Die GAB habe eigentlich einen langfristigen Vertragspartner, über den sie Altkleider vermarkte. „Der hat Anfang Mai die Annahme gestoppt mit dem Hinweis, dass sein Lager voll ist und er durch Corona die Märkte nicht mehr bedienen kann. Er hat wegen der Ein- und Ausfuhrbeschränkungen nichts mehr exportieren können“, so Jens Ohde. Kurz nachdem die Container im öffentlichen Raum weg waren, hätten auch die lokalen Kleiderkammern vor den Textilmassen kapituliert: „Die haben relativ schnell gesagt, dass sie überschwemmt werden und nichts mehr annehmen können“, so der Fachmann von der GAB.

Bis jetzt ist die Sammlung von Alttextilien keine öffentliche Aufgabe: „Jeder kann dafür bei den unteren Abfallbehörden eine gewerbliche Sammlung anmelden und diese dann durchführen“, sagt Ohde. Die Absatzgebiete für Secondhand-Kleidung lagen bislang weit weg, unter anderem in Syrien, im Irak, in Jordanien, in Afrika und in der Ukraine. „Dort gibt es aber keinen Absatz und keinen Transport mehr, denn jedes dieser Länder hat wegen Corona Ein- und Ausfuhrbeschränkungen eingeführt. Der Alttextilhandel ist dadurch deutlich erschwert, die Alttextilverbände in ihrer Existenz bedroht“, so Ohde.
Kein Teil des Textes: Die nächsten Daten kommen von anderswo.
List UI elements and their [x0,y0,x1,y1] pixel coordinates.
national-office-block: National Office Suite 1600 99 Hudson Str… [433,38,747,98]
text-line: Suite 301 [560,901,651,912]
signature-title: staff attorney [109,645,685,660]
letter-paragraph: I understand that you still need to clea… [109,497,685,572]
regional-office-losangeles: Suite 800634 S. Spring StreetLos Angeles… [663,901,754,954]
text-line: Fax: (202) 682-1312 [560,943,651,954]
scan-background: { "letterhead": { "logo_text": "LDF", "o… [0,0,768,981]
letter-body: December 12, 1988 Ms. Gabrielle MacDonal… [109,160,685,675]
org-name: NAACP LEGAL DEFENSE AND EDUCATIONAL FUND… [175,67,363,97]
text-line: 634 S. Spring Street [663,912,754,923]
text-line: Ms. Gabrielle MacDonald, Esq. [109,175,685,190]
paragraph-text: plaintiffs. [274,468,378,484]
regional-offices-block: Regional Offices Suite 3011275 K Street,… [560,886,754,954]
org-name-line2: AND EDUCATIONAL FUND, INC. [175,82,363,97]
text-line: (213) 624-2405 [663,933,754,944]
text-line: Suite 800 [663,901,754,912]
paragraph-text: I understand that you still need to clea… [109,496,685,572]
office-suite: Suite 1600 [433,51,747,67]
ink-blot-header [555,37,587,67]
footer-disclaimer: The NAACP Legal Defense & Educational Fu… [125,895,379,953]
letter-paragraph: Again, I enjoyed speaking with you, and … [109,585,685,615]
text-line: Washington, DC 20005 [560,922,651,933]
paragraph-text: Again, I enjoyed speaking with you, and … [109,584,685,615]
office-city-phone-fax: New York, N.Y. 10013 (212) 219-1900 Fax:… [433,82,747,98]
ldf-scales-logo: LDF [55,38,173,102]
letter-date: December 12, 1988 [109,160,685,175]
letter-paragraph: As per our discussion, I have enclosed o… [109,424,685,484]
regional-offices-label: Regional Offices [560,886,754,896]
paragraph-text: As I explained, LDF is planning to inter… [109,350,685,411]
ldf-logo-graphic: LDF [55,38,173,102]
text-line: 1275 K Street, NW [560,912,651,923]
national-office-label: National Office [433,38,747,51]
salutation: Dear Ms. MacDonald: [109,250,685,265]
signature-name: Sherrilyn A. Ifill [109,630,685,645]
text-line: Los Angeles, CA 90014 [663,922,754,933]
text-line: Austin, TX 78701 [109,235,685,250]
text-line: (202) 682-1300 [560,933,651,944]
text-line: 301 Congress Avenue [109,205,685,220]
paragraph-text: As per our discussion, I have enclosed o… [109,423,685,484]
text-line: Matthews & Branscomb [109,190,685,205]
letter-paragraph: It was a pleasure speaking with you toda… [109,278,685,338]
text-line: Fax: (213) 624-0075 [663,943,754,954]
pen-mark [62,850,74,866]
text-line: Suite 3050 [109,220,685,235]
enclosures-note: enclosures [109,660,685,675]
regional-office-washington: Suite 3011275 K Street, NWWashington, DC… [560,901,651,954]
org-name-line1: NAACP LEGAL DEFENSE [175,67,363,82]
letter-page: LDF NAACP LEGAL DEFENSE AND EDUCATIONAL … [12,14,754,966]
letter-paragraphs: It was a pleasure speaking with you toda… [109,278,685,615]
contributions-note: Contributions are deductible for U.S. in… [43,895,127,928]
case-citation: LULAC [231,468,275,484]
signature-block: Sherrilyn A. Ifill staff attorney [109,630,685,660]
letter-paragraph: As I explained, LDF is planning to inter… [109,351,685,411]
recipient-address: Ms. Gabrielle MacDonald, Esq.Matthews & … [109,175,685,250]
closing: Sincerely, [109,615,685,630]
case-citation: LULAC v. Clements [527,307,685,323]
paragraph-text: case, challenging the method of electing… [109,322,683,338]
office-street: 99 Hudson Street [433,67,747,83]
Viele Textilfasern lassen sich zurzeit nicht recyceln

Marko Hoffmann aus der Kreisverwaltung ist Gründer der Wiederverwendungs-Plattform „Plietschplatz“.
Marko Hoffmann aus der Kreisverwaltung ist Gründer der Wiederverwendungs-Plattform „Plietschplatz“. © Paulina Bonkowski | Paulina Bonkowski

Um die Situation langfristig zu entspannen, will die EU-Kommission auch in Deutschland die Entsorgung auf neue Füße stellen und in die öffentliche Hand übergeben. Das Recycling von Textilien ist kompliziert: „Im Moment lassen sich viele Fasern nicht recyceln“, sagt der GAB-Geschäftsführer. Seit zwei, drei Jahren gibt es an wenigen Universitäten einige Forschungsvorhaben, wie sich alte Fäden chemisch recyceln lassen. „Da sind wir vielleicht in fünf Jahren so weit. Bis jetzt lassen sich nur zwei, drei Gewebearten sinnvoll verwerten. Daraus werden dann Putzlappen oder Dämmware für die Autoindustrie gemacht. Alles andere ist nicht der Rede wert“, sagt der Fachmann.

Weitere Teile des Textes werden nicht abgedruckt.